In 2007, Merkel cajoled Obama's predecessor, George W. Bush, into backing a strong G8 statement on global warming, earning the nickname "Klimakanzlerin," or Climate Chancellor. But winning over skeptical Senate Republicans may be tougher.
Officials said Merkel's speech would last about 30 minutes and be delivered mainly in German. She is expected to highlight the special postwar relationship between Germany and the United States and Washington's role in helping bring down the Berlin Wall with its tough stance toward the Soviet Union.
The invitation to address Congress has cooled talk in the German media about a lack of rapport between Merkel and Obama.
U.S. officials say the two have developed a solid working relationship after getting off to a rocky start last year when Merkel refused to let Obama speak at the Brandenburg Gate when he was a presidential candidate.
In the Oval Office, the two shared a laugh after Merkel spoke in German to reporters about her visit while seated next to Obama.
"I think what she said was good," Obama joked.
Merkel is the only German chancellor to have grown up in communist East Germany, gaining a unique perspective on the Cold War and the events leading up to the toppling of the Wall on Nov. 9, 1989.

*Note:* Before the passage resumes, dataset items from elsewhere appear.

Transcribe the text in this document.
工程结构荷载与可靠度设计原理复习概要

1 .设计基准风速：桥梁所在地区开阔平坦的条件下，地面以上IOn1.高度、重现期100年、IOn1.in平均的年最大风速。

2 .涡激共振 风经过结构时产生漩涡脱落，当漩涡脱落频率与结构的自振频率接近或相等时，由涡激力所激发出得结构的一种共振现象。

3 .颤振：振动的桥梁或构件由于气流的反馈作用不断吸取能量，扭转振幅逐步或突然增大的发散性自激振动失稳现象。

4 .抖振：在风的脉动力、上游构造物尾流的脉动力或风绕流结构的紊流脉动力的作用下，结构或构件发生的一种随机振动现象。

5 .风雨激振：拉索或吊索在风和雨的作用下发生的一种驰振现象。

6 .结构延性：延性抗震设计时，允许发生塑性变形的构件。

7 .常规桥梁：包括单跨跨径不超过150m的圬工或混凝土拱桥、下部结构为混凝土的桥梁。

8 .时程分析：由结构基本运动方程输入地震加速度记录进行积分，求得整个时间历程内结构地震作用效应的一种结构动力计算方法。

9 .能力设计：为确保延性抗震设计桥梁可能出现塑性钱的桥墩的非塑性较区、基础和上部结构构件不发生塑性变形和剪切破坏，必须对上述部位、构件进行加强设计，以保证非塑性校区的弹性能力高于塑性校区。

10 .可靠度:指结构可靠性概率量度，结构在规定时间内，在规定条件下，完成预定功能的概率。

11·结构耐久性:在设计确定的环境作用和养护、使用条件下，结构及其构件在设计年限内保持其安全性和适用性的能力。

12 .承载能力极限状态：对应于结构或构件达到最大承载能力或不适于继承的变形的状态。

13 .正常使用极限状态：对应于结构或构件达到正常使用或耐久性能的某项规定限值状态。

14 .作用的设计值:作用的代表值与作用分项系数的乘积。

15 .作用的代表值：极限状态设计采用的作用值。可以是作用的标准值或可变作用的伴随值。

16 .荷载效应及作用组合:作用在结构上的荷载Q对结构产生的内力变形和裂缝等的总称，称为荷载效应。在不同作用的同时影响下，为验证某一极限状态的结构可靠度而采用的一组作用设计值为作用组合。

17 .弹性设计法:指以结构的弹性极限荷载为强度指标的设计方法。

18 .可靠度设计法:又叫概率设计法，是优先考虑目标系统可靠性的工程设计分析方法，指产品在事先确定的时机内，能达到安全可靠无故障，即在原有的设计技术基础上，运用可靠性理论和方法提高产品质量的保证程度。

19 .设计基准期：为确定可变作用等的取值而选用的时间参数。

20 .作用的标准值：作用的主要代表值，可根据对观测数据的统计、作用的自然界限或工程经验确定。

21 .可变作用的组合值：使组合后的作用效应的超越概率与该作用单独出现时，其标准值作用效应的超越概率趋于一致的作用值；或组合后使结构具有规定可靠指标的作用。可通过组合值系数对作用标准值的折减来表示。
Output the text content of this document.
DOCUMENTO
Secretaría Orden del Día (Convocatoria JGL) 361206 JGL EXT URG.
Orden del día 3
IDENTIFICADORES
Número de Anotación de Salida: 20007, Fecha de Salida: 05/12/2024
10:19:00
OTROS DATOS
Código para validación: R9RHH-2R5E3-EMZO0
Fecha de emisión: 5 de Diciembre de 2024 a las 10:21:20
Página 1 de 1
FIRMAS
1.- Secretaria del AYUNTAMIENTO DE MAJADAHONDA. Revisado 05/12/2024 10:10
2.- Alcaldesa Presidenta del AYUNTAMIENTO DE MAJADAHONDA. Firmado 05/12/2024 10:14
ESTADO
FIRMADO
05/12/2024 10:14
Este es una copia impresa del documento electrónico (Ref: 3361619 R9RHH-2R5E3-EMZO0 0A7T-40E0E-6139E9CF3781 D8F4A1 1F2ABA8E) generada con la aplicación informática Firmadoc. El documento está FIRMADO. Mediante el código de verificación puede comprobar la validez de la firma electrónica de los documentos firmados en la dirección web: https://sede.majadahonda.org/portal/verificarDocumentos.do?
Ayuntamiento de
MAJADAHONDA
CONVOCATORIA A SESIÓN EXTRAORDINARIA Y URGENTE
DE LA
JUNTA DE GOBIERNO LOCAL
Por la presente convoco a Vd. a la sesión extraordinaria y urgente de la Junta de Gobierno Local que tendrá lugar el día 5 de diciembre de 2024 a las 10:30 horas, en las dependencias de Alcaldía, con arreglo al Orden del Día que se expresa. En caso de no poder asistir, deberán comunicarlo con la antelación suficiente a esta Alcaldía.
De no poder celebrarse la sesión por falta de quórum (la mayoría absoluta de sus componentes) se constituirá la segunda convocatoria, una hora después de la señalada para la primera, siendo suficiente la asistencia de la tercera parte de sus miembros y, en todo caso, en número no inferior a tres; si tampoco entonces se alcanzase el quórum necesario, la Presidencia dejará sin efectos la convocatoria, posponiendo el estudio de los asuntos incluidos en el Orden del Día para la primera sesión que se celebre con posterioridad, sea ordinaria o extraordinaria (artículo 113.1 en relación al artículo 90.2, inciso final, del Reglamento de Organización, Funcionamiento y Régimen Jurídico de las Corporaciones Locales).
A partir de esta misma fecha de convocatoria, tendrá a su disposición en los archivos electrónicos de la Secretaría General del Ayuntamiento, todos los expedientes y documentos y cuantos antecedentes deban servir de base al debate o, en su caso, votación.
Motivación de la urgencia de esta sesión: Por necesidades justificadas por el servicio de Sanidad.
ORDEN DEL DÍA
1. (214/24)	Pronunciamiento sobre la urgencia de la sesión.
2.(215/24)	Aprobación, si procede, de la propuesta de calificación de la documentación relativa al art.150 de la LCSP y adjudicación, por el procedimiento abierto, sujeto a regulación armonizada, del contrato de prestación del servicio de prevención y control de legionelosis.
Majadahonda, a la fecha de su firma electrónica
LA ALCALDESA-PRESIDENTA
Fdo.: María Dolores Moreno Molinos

In her speech she is also likely to touch on the conflict in Afghanistan and the Iran's nuclear program as examples of challenges the West must unite to overcome. All three issues are on the agenda for her talks with Obama.
Western powers are engaged in a cat-and-mouse game with Iran, which has signaled that it wants fundamental changes to a nuclear fuel deal it committed to in talks last month.
"The president will want to get her sense on how she sees things with Iran and what needs to be happening here," said a U.S. official, speaking on condition of anonymity.
The United States, Germany and their NATO allies are struggling to forge a new strategy on Afghanistan, where violence is at its worst since U.S.-led forces ousted the Taliban in 2001.
Obama is weighing a request from his top commander in Afghanistan to increase U.S. troop levels by 40,000.
Merkel, French President Nicolas Sarkozy and British Prime Minister Gordon Brown have called for a conference early next year to set targets for handing over responsibility for security to Afghan authorities.